Susan Granger’s review of “The Good Guy” (Roadside Attractions)

 

    Set in a more free-spending, pre-recession Manhattan, this genial romantic dramedy evokes a “Boiler Room” cocktail that’s diluted with “Metropolitan.”

    As the modern, manipulative morality play begins, disheveled, womanizing Tommy Fielding (Scott Porter) is caught in a downpour, begging for help from his estranged girlfriend, Beth Vest (Alexis Bledel). But she’s moved on in her life and she turns him away.

     Flashback three months for the rest of the story, that’s when Tommy and Beth began their relationship – discovering they’re both left-handed.
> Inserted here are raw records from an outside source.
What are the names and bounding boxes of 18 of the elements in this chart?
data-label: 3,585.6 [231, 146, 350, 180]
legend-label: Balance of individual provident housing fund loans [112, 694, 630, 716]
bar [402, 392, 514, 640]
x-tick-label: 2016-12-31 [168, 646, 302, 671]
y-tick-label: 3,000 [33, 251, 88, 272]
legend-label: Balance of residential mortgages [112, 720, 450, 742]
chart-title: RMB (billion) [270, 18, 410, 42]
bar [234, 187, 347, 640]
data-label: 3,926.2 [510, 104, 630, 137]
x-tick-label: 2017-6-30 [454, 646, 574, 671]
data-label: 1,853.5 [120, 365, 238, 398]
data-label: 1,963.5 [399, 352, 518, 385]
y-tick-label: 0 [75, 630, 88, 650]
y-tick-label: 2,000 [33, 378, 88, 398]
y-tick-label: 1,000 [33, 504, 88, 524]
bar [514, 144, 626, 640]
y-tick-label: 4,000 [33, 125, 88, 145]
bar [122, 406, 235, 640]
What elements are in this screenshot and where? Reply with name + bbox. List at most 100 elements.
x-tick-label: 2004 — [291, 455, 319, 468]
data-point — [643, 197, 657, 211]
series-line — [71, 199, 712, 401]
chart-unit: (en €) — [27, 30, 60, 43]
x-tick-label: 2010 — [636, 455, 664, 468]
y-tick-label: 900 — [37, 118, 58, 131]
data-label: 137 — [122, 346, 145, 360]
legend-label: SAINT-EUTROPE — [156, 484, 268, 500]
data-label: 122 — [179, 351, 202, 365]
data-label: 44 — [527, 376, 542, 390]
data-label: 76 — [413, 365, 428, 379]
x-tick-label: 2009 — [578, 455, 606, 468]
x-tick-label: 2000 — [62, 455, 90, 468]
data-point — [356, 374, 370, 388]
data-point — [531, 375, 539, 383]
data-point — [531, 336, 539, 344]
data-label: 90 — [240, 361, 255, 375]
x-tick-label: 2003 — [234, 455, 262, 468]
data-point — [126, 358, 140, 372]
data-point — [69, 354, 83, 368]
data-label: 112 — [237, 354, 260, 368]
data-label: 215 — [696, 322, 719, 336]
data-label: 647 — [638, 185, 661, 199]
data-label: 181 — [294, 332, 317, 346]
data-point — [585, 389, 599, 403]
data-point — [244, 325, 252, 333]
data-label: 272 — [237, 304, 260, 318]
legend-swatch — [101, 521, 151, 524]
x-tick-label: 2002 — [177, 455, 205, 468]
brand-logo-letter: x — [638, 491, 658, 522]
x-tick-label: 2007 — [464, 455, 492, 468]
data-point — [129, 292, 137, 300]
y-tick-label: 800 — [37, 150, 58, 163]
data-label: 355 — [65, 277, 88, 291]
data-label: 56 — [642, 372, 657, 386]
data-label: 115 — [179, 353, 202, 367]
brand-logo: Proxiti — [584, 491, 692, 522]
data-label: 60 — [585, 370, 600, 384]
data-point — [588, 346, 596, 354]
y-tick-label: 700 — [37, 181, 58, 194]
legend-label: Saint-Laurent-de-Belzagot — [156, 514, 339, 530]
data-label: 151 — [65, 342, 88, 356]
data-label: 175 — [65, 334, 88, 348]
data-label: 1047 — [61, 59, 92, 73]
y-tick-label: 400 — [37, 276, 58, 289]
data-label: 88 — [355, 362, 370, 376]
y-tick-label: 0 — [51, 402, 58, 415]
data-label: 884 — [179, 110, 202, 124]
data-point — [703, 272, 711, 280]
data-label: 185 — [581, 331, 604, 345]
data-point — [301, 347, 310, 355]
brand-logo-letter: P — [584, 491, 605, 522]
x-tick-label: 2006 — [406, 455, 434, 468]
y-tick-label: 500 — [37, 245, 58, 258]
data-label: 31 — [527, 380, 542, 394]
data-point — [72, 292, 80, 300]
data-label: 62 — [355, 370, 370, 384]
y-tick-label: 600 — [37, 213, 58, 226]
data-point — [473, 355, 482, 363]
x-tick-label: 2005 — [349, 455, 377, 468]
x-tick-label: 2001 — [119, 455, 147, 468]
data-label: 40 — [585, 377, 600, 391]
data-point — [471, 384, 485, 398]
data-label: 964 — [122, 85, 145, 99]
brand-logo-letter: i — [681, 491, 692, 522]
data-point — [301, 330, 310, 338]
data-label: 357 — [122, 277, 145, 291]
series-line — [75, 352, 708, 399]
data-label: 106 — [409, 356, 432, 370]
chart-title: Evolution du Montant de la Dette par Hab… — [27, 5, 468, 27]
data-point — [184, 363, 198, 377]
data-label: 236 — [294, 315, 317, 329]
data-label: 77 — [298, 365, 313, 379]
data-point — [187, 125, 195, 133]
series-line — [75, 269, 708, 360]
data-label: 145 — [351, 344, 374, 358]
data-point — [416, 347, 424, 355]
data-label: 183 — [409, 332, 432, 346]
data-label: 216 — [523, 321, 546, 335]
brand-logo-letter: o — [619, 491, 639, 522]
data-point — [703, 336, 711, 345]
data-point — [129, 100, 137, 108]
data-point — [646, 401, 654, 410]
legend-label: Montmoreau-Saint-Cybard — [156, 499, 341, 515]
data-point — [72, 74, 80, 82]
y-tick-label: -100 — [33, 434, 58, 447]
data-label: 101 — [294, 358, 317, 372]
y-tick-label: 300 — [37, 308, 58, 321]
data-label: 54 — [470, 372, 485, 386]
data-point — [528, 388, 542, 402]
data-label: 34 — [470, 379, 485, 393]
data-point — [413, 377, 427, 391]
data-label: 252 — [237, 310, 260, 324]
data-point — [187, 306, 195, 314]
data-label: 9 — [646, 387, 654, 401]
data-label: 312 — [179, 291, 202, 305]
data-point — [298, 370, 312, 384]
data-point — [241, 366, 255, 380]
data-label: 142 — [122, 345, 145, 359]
She’s an up-and-coming urban conservationist, considering a career move to San Francisco. He’s a cocky, hotshot Wall Street trader, gleefully pitting hedge-fund and mutual-fund managers against one another for shares in his clients’ companies. When his opportunistic, high-pressure boss, Cash (Andrew McCarthy), discovers that a pivotal ‘team’ member is bolting to a competitor, he orders Tommy to find a replacement. That turns out to be Daniel Seaver (Bryan Greenberg), the sales floor’s shy, soft-spoken computer whiz. Caustic Cash has doubts about the choice, but Tommy’s confident that geeky, reticent Daniel can be trained to out-perform all expectations. And he does – in more ways than Tommy ever expected.

    Borrowing the titular narrative device from British novelist Ford Madox Ford’s 1915 novel “The Good Soldier,” this is writer/director Julio DePrieto’s debut feature – and it shows, particularly in the script’s simplistic development of faith among these ambitious, upwardly mobile twentysomethings. After all, Daniel is supposed to be a Princeton graduate, just out of Mid-East military service. But the casting is competent, if not inspired, featuring Scott Porter from TV’s “Friday Night Lights” via “Dear John,” Alexis Bledel from TV’s “Gilmore Girls” via “Sisterhood of the Traveling Pants,” and Bryan Greenberg, star of HBO’s “How to Make It in America” with supporting actors Anna Chlumsky and Aaron Yoo. And, as a former Wall Street insider, DePietro creates a credible corporate atmosphere.

    On the Granger Movie Gauge of 1 to 10, “The Good Guy” is a generic if frenetic 5. Or, as wheeling-dealing Tommy says, “See how far a little trust can get ya?”